Kuntu Repertory's The Chelsea Arms

An easygoing musical complements Kuntu's resources and people.

| January 30, 2013

No one could possibly assail the versatility of Ernest McCarty Jr. Not only did he write, compose and direct Kuntu Repertory Theatre's premiere of his The Chelsea Arms, but there he is on stage, providing the keyboard accompaniment. The one-time sideman for Errol Garner and Oscar Brown Jr. (not to mention the artistic director of Pittsburgh's New Horizon Theatre) has fashioned an easygoing musical that complements Kuntu's resources and people.

The title refers to a high-class, luxury-service residential hotel for folks in show business. The play focuses on five of the residents and the sympathetic manager, all of whom consider the theater their passion and the Chelsea Arms their home. The plot explores and explodes those feelings while the characters learn more about themselves and each other.

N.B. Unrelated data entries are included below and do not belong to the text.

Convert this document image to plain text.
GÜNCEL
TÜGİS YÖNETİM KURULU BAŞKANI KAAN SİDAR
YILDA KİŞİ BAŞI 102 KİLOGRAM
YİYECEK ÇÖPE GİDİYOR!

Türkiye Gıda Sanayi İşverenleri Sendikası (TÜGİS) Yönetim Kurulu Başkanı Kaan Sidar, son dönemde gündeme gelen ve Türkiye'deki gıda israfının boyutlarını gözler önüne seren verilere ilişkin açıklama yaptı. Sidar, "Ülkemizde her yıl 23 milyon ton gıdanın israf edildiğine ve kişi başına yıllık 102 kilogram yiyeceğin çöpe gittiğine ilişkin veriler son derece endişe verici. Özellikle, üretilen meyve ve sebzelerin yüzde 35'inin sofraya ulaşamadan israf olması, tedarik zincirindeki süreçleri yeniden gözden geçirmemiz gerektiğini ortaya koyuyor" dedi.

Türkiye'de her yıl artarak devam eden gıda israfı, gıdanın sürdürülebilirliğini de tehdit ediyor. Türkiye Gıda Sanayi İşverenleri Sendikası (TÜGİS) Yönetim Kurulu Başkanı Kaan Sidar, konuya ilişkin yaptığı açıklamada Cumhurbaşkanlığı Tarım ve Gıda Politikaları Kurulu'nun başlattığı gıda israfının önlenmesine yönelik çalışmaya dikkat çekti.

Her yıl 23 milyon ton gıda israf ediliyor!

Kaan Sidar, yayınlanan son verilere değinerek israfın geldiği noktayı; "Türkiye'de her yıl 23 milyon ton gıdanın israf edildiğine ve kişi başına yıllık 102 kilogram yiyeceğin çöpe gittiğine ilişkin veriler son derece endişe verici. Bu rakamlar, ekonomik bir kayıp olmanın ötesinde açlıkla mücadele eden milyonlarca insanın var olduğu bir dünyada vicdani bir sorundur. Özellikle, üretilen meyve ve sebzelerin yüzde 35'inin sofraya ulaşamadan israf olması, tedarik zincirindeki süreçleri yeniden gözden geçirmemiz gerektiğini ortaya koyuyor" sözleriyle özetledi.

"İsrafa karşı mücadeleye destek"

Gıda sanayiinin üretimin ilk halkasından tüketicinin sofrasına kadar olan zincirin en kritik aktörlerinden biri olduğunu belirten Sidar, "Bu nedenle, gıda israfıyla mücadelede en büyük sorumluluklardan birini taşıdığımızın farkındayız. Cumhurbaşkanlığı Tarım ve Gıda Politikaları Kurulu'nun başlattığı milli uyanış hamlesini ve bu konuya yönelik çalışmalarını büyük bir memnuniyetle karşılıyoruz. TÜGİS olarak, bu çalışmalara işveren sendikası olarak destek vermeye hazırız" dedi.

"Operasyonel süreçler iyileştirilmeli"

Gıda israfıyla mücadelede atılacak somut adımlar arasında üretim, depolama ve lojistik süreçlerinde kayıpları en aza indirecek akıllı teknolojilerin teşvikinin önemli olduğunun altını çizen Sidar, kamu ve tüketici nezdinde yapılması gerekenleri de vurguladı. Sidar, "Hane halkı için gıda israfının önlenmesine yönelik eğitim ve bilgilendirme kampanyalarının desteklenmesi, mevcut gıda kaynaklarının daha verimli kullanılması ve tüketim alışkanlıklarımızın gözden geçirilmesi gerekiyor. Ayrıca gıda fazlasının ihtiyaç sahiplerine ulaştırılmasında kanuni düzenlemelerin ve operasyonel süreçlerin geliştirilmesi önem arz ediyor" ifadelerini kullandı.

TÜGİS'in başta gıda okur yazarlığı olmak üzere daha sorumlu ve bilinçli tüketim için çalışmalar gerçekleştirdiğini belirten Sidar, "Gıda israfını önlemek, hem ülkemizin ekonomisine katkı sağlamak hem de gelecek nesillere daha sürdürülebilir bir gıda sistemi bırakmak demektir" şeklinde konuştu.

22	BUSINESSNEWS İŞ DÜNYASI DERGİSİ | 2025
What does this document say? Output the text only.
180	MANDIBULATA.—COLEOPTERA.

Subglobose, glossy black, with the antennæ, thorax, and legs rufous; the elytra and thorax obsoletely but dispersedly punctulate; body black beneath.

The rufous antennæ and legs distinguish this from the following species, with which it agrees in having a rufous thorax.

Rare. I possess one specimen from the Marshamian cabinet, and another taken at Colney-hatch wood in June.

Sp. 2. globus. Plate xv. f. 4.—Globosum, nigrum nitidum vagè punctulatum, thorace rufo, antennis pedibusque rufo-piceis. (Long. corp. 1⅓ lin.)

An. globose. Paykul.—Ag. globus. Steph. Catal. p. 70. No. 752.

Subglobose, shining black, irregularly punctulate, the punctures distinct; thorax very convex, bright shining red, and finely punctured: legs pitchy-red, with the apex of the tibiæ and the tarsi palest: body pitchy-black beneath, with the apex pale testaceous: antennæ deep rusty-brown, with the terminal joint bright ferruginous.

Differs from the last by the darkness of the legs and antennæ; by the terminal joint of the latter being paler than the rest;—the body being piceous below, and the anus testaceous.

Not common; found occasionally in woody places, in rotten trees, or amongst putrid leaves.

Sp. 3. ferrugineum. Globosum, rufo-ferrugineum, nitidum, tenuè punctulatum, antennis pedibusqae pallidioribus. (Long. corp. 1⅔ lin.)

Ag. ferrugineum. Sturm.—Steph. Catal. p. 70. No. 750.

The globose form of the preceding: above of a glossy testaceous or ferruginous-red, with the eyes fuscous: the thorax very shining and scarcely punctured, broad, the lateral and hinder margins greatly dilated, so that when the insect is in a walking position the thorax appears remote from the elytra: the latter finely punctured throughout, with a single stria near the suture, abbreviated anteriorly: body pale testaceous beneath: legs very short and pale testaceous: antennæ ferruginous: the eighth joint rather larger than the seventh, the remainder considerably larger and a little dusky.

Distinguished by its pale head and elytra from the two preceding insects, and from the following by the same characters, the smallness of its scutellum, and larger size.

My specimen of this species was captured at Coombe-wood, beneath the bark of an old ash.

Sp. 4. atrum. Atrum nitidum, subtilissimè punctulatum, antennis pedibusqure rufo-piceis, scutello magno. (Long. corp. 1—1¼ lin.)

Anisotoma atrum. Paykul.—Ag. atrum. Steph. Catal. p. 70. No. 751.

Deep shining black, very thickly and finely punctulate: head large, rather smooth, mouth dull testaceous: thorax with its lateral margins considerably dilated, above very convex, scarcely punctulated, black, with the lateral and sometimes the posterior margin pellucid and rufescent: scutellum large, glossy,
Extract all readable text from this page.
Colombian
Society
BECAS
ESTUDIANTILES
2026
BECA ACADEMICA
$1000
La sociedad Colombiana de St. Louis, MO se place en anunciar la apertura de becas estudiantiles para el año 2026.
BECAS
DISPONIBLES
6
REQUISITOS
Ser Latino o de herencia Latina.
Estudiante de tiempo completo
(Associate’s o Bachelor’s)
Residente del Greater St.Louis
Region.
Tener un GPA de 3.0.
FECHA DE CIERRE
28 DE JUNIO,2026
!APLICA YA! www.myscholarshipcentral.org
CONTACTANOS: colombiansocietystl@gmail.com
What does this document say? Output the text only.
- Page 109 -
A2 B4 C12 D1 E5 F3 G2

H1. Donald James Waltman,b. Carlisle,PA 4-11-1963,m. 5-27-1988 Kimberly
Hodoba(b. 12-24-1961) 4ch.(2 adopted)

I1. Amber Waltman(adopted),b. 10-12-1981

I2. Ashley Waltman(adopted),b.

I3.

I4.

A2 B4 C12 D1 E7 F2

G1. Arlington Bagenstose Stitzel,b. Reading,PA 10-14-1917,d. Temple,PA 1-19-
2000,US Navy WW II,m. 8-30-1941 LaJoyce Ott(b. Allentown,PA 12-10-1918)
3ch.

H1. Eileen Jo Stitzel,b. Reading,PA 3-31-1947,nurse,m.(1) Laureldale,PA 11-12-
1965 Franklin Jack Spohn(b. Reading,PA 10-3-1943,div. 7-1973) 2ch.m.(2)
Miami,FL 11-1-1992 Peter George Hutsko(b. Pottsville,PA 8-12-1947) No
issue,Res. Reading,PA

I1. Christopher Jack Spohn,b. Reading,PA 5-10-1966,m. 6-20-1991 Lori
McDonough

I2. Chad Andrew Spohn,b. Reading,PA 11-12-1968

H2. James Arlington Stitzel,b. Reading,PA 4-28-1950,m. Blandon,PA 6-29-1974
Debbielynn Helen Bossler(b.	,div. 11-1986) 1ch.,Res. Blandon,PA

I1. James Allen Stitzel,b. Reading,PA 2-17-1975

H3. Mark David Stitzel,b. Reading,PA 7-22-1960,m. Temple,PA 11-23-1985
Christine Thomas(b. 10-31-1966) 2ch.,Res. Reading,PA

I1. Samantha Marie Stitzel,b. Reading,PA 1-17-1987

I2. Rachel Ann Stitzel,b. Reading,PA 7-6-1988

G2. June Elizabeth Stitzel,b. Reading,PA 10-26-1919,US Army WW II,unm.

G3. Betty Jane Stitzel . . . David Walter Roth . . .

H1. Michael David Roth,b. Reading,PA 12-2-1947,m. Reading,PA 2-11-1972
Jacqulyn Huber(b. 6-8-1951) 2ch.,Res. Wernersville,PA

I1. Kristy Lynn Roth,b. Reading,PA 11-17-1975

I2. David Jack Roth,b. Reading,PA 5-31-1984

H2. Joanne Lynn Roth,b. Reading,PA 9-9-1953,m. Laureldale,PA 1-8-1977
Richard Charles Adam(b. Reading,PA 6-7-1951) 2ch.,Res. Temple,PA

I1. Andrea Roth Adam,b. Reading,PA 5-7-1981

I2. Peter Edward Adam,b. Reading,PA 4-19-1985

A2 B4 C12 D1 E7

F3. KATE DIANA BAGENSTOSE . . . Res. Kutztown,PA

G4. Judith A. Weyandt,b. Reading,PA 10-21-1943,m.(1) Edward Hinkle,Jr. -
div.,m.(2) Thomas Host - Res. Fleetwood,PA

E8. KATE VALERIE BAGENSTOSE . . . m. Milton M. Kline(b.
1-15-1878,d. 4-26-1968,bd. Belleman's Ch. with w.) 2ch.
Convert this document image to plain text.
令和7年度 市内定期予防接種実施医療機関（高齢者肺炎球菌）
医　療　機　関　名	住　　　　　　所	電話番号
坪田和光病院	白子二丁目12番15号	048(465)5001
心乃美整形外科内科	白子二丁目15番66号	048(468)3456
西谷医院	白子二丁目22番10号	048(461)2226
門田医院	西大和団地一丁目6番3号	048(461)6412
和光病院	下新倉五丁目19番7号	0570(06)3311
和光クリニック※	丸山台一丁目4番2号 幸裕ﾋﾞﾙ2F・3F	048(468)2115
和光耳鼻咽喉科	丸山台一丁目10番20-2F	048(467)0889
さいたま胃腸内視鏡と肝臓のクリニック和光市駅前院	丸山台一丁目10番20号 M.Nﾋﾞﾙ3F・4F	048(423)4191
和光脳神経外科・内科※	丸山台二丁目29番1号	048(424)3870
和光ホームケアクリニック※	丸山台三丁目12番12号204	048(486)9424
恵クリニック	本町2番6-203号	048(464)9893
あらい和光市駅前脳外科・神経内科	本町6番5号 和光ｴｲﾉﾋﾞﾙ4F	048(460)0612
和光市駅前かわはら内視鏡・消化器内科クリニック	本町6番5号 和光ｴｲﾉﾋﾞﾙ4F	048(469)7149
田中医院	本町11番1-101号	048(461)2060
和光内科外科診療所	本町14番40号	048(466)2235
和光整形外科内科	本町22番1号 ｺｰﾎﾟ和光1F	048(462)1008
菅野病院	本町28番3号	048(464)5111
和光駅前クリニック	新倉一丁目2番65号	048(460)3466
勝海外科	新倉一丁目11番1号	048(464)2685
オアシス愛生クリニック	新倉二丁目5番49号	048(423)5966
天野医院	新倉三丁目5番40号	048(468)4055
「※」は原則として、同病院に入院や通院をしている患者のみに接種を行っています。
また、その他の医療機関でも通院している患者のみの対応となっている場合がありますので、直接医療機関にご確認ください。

At the center of the action are three veterans: one working warhorse, one retired and one who can honestly, if uncharitably, be called a has-been. (She definitely needs a better agent.) The performers reminisce, fight and wrestle with the passing of time in blues-tinged song. At the performance I saw, Stephanie "Stevie" Akers filled in for Etta Cox in the star turn as the glamorous, haughty, high-maintenance Maria Hawkespeare. The granite-chinned Charles Timbers delivers a solid performance as the once-great Louis Gilchrist, whose résumé spanned Shakespeare and musicals. Cheryl Walker provides plenty of sass as struggling Anna Sterbich.

For counterpoint there are three more varied characters. Delana Flowers lights up her role as an up-and-coming dancer — a metaphorical human exclamation mark — with all dials set at 11. Kim El shows well the cracks in the businesslike demeanor of the hotel manager and her struggle to subsume her feelings. And Michael Moats provides a few surprises as the "villain" critic, unfortunately named Jonathan Krackorne. 

Applause also to: Adam Turner and Adonis Whitner as various supporting characters; sound and lighting designer Wayne Gaines; set designer and technical director Kenneth M. Ellis; and Herb Newsome for set construction, among others. Apparently everyone at Kuntu Rep multi-tasks.